Cinecult: Tutto il mio folle amore di Gabriele Salvatores

Il rapporto padre-figlio, l’evoluzione di un’identità maschile ormai in crisi, la diversità e l’integrazione, e sullo sfondo una storia intensa e commovente on the road che lega e intreccia vari destini sulle note di una colonna sonora straordinaria. Tutto questo e altro ancora nell’ultimo, acclamato film di Gabriele Salvatores ‘Tutto il mio folle amore’ distribuito da O1 Distribution Rai Cinema.

Vincent (interpretato dal bravissimo Giulio Pranno, una rivelazione, per la prima volta sul grande schermo) è un ragazzo di sedici anni molto speciale, vive in una sua dimensione come in una bolla di vetro e ha dei contatti particolari con il mondo esterno a causa della sua malattia, l’autismo, da cui è affetto fin dalla nascita.

A prendersi cura di lui sono la madre Elena (una strepitosa e bellissima Valeria Golino) e Mario (Diego Abatantuono, pregnante ed efficace), facoltoso editore. Un giorno il padre Willy, cantante alla deriva senza bandiera e playboy ribattezzato ‘il Modugno della Dalmazia’ (Claudio Santamaria) che ha abbandonato moglie e figlio prima che Vincent nascesse, si presenta dalla ex moglie e decide di conoscere Vincent.

Fra i due, inseguiti da Elena e Mario nel cuore dei Balcani, nasce un’ imprevedibile intesa basata su un autentico scambio umano e una profonda condivisione. E tutti scoprono che la normalità non esiste e che, dopo aver fatto i conti con noi stessi, il cemento di tutto è l’amore.

L’odissea esistenziale dei quattro protagonisti li porta a contatto con il tema delle migrazioni e perfino i rom diventano attraenti (ma guarda un po’, con buona pace di Salvini…). Film godibile di ampio respiro valorizzato da una suggestiva fotografia e impreziosito da immagini curate meticolosamente.

Salvatores non delude e anzi si conferma con questo film, con cui torna al suo vecchio amore, il road movie, uno dei più sensibili e acuti interpreti della scena cinematografica italiana. Si ride, si riflette, ci si pone delle domande sulla vita in questo bel film tratto dal romanzo di Fulvio Ervas ‘Se ti abbraccio non aver paura’ e ispirato a una storia vera.

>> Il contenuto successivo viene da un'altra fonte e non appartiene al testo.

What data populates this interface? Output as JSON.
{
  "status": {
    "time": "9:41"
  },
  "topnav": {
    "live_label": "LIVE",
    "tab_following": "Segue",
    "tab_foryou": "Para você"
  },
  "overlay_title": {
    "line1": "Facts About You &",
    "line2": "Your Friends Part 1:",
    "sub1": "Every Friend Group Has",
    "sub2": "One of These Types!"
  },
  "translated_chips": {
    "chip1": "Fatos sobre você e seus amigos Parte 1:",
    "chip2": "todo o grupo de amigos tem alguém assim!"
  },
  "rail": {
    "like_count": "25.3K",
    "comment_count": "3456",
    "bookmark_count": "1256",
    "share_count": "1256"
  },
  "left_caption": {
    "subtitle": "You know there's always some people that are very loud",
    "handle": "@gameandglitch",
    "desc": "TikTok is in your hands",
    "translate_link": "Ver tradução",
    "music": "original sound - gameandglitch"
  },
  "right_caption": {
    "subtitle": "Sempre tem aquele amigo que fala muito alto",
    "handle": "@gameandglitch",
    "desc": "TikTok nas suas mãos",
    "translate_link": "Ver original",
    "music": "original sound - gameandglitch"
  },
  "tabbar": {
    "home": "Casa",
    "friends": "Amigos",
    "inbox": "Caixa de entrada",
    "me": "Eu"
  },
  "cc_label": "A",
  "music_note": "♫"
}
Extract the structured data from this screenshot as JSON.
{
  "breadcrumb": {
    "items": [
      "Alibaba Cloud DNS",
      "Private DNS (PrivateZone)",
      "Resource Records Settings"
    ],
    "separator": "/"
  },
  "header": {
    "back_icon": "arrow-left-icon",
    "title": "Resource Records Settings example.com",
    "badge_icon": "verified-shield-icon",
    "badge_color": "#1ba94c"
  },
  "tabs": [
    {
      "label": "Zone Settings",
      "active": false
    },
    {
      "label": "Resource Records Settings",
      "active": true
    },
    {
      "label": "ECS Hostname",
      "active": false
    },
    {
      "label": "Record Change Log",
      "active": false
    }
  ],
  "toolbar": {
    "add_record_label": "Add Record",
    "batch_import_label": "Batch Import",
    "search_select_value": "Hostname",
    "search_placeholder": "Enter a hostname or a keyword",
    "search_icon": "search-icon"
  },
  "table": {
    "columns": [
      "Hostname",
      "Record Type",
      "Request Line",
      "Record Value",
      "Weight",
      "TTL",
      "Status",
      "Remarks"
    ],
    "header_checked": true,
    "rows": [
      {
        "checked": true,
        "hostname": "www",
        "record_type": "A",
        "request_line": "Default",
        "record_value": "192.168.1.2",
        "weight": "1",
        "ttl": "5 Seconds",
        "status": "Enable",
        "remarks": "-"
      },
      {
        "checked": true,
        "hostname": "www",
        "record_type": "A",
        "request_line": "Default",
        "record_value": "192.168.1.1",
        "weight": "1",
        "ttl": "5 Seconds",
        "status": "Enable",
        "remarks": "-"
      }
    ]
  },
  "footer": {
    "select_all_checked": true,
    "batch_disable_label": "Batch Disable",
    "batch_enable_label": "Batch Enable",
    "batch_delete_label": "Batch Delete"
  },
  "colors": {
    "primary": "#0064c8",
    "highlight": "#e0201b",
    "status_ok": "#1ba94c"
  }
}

Una curiosità: ci fu un regista americano, Barry Levinson, che nel 1988 diresse un film, ‘Rain man’ in cui Tom Cruise portava a spasso il fratello autistico in giro per gli Stati Uniti e sullo sfondo campeggiava una allora quasi debuttante Valeria Golino che in ascensore suggellava con un bacio la sua accettazione della diversità di Raymond, interpretato dal geniale Dustin Hoffman. E qui il cerchio, cari cinefili, pare chiudersi perché la bella Valeria interpreta oggi una storia che ha degli indiscutibili punti di contatto e delle palesi analogie con il film americano.